People also accept that the shift in population has created population explosions in the Suva-Nausori area and in the cities and towns of the Western and Northern divisions.

As a result of these two issues, the lack of a consistent supply of clean drinking water has become a problem for people living in those areas.

People accept that as a result of all these factors, there will be water cuts and there will be problems with supply every now and then.

However, what is unacceptable is the manner in which complaints and concerns are treated.

Most people see the press as their last line of defence against departments like the PWD where it is difficult to get a straight answer, let alone get someone to explain why there are interruptions.

It is the PWD's responsibility to ensure that someone is readily available at all times to answer queries and deal with the concerns of members of the public and the media.

It is the PWD's responsibility to ensure that consumers know of a scheduled water cut before it happens.

It is the PWD's responsibility to explain why there will be a water cut. In the case of unexpected interruptions, it is the PWD's duty to explain what the problem is and how soon it will take to get it fixed. It is also the PWD's responsibility to explain when and how often consumers affected by these interruptions will receive water delivered by trucks.

The PWD owes the people that much a quick response and an honest answer. A few years ago, this newspaper gave editorial space to the PWD to explain, defend and talk water on a daily basis.

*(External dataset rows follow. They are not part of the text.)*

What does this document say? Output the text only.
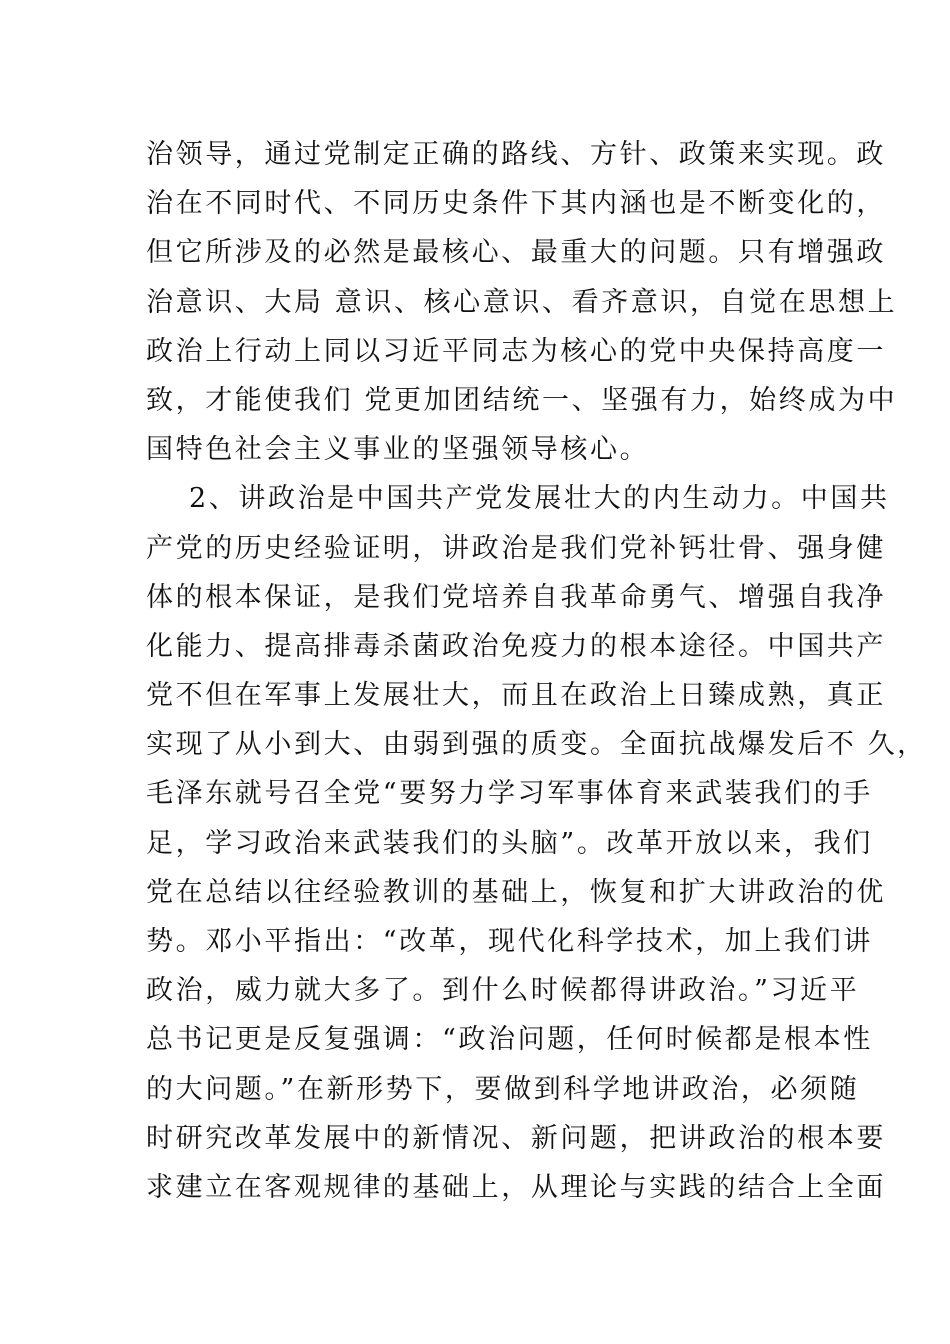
治领导，通过党制定正确的路线、方针、政策来实现。政
治在不同时代、不同历史条件下其内涵也是不断变化的，
但它所涉及的必然是最核心、最重大的问题。只有增强政
治意识、大局 意识、核心意识、看齐意识，自觉在思想上
政治上行动上同以习近平同志为核心的党中央保持高度一
致，才能使我们 党更加团结统一、坚强有力，始终成为中
国特色社会主义事业的坚强领导核心。
2、讲政治是中国共产党发展壮大的内生动力。中国共
产党的历史经验证明，讲政治是我们党补钙壮骨、强身健
体的根本保证，是我们党培养自我革命勇气、增强自我净
化能力、提高排毒杀菌政治免疫力的根本途径。中国共产
党不但在军事上发展壮大，而且在政治上日臻成熟，真正
实现了从小到大、由弱到强的质变。全面抗战爆发后不 久，
毛泽东就号召全党“要努力学习军事体育来武装我们的手
足，学习政治来武装我们的头脑”。改革开放以来，我们
党在总结以往经验教训的基础上，恢复和扩大讲政治的优
势。邓小平指出：“改革，现代化科学技术，加上我们讲
政治，威力就大多了。到什么时候都得讲政治。”习近平
总书记更是反复强调：“政治问题，任何时候都是根本性
的大问题。”在新形势下，要做到科学地讲政治，必须随
时研究改革发展中的新情况、新问题，把讲政治的根本要
求建立在客观规律的基础上，从理论与实践的结合上全面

That open line of communication helped placate a lot of angry water users whose only concern was to know when they would be able to get water.

It is not the PWD's fault that the pipes are old, have not been replaced or that there is very little money and expertise to do all that. The PWD has no control over how much it gets every year.

However, the PWD can help by responding quickly, honestly and efficiently to problems of water supply and leakages.

It can also help by cutting out wastage and working more efficiently.